Comenzando ya desde el siglo IV, entre Oriente y Occidente cristianos se sentía una tensión eclesiástica respecto al status del Papa romano en la Iglesia. Esta latente tensión siguió creciendo a lo largo del tiempo, transformándose, algunos siglos más tarde, en una oposición abierta.

La disputa tiene como fondo político la aparición, en Occidente, del Imperio Carolingio y el conflicto estalla cuando los intereses políticos de aquel Imperio franco se unen a las pretensiones de jurisdicción universal del Papa, asunto que no compartían los bizantinos*.
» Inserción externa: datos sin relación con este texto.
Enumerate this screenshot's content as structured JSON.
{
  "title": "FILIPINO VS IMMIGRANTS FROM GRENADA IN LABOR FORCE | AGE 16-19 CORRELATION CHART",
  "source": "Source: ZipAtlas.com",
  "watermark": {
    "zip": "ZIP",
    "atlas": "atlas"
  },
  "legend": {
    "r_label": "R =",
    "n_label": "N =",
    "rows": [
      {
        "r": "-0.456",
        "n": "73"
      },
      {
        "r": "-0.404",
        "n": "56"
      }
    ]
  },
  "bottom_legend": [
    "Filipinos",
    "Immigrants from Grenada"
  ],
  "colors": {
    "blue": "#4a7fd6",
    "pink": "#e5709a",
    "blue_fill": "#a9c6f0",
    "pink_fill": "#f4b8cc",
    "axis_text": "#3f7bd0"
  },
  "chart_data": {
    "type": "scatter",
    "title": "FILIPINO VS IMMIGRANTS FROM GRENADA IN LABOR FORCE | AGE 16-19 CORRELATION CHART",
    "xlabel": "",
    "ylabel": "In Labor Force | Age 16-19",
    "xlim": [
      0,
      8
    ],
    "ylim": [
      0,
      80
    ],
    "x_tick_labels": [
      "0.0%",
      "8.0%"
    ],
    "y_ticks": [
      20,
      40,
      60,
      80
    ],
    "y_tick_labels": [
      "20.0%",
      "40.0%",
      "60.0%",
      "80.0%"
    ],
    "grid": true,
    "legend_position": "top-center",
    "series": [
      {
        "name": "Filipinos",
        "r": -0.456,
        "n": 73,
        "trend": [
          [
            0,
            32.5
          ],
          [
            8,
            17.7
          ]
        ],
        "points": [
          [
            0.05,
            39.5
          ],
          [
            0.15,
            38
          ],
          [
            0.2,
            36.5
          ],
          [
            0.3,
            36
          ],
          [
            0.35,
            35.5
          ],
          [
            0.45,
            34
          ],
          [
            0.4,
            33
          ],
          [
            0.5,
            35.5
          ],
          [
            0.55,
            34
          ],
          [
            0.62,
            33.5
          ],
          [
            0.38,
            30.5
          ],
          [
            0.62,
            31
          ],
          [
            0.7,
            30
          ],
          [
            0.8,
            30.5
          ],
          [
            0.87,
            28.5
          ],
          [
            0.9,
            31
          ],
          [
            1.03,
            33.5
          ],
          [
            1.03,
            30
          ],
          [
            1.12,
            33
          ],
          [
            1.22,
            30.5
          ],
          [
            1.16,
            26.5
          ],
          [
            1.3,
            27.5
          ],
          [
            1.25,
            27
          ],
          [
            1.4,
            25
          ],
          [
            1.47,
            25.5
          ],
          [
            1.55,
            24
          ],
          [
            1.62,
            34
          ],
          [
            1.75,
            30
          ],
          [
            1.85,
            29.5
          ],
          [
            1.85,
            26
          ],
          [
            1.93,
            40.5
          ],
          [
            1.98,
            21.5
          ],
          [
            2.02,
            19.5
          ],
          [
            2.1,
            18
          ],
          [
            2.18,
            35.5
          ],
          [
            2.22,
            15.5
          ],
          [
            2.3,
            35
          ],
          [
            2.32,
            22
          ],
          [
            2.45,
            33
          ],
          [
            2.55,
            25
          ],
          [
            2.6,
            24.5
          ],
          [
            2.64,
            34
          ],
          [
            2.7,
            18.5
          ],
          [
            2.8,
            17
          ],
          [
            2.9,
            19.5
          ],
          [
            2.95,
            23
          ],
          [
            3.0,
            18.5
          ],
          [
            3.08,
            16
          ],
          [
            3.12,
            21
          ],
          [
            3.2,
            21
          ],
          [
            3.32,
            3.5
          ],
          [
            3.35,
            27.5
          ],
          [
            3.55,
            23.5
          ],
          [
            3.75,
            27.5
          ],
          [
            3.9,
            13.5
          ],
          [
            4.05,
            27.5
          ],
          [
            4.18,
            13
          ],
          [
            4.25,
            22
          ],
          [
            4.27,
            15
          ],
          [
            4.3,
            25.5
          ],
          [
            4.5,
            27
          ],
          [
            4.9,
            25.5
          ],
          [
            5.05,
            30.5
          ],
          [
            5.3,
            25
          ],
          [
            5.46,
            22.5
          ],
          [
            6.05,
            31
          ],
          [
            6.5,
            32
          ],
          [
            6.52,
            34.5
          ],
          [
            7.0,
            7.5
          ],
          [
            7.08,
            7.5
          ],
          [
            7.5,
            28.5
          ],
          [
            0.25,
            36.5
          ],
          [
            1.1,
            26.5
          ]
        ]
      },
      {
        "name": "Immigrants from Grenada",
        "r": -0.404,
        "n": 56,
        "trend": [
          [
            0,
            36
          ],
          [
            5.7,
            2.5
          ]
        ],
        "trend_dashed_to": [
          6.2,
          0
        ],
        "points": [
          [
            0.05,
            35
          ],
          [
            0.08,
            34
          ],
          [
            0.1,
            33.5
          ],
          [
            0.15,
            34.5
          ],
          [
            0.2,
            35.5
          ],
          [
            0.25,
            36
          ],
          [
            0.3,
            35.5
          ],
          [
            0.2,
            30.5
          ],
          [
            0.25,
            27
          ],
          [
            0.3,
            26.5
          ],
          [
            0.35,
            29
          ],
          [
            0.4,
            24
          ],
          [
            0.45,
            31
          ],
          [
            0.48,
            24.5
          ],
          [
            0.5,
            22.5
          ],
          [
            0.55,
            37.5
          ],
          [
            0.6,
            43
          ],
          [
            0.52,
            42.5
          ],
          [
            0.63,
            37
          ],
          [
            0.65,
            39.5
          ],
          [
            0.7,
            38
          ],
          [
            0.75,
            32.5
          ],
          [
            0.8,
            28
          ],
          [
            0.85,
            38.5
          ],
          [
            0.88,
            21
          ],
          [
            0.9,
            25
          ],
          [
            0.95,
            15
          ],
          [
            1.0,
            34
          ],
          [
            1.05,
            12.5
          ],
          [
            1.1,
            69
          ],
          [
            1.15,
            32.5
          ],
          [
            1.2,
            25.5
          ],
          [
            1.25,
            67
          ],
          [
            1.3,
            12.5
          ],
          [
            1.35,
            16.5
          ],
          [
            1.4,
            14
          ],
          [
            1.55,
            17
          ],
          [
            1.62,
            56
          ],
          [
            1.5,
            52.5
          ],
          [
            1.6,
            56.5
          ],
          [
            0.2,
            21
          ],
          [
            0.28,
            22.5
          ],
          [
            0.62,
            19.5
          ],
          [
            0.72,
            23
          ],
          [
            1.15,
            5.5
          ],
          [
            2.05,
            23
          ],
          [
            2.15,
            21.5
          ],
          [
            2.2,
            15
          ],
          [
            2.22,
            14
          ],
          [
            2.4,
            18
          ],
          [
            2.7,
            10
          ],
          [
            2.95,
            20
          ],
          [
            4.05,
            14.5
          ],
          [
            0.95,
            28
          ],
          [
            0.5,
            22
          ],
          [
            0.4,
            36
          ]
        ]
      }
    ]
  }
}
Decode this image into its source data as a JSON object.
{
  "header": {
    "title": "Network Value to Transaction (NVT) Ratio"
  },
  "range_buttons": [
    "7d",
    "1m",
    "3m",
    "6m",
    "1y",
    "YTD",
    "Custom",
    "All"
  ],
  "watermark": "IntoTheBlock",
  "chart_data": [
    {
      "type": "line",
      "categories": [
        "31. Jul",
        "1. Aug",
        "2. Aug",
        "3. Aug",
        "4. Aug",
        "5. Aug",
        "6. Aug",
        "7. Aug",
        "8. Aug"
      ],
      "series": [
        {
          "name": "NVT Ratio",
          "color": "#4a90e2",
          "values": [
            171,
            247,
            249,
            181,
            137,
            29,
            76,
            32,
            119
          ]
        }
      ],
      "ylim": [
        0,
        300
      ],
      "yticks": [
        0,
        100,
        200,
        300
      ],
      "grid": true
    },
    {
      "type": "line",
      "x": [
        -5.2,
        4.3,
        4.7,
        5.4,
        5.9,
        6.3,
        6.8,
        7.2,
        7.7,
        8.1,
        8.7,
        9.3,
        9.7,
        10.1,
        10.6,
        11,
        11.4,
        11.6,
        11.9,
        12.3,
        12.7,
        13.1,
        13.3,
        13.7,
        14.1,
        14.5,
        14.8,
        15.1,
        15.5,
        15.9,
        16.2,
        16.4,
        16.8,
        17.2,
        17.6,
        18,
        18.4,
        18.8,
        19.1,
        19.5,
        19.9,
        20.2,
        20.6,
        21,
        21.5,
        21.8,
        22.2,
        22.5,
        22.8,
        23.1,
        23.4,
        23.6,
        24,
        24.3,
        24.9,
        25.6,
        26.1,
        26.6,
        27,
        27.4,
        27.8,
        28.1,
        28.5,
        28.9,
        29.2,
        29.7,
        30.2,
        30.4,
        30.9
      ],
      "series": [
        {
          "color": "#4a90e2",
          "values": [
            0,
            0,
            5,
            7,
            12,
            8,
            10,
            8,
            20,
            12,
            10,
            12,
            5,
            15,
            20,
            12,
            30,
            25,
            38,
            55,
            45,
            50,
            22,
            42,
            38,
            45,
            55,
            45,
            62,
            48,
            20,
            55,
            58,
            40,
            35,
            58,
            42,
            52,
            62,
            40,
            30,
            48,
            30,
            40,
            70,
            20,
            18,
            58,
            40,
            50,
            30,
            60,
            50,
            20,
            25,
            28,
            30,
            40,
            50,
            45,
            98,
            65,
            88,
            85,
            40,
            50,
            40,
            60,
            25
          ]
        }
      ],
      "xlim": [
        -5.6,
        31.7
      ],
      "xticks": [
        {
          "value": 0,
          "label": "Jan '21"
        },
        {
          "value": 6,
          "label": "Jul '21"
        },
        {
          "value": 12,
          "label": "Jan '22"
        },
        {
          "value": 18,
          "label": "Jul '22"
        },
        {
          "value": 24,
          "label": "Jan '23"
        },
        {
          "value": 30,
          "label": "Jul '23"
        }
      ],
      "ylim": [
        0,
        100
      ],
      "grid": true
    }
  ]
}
A finales del siglo VIII, Carlomagno, rey franco, comenzó a hacer públicas sus pretensiones de adquirir el título de “emperador romano”. Al no obtener el reconocimiento de Bizancio, decidió destruir la autoridad de Constantinopla. Uno de los medios a los que recurrió, fue a las acusaciones de herejía: el emperador de Oriente no podría aspirar a suceder a los emperadores cristianos, porque “rinde veneración a los íconos y confiesa que el Espíritu Santo procede del Padre a través del Hijo” y no “del Padre y del Hijo”. Estas acusaciones, aducidas por Carlomagno en sus célebres “Libros carolinos” dirigidas al Papa en el año 792, se oponían claramente a las decisiones del séptimo Sínodo Ecuménico de Nicea (787) y abrían la interminable controversia greco-latina sobre el Filioque (expresión en latín agregada al Credo, en la fórmula “…y en el Espíritu Santo, que procede del Padre…”; con el término "Filioque" se agrega “y del Hijo”, algo que no existía en el Credo original). Muchos otros obispos y teólogos francos se lanzaron entonces en la controversia, patrocinados por la corte de Aix-la-Chapelle (Aquisgrán, en español. N. del T.).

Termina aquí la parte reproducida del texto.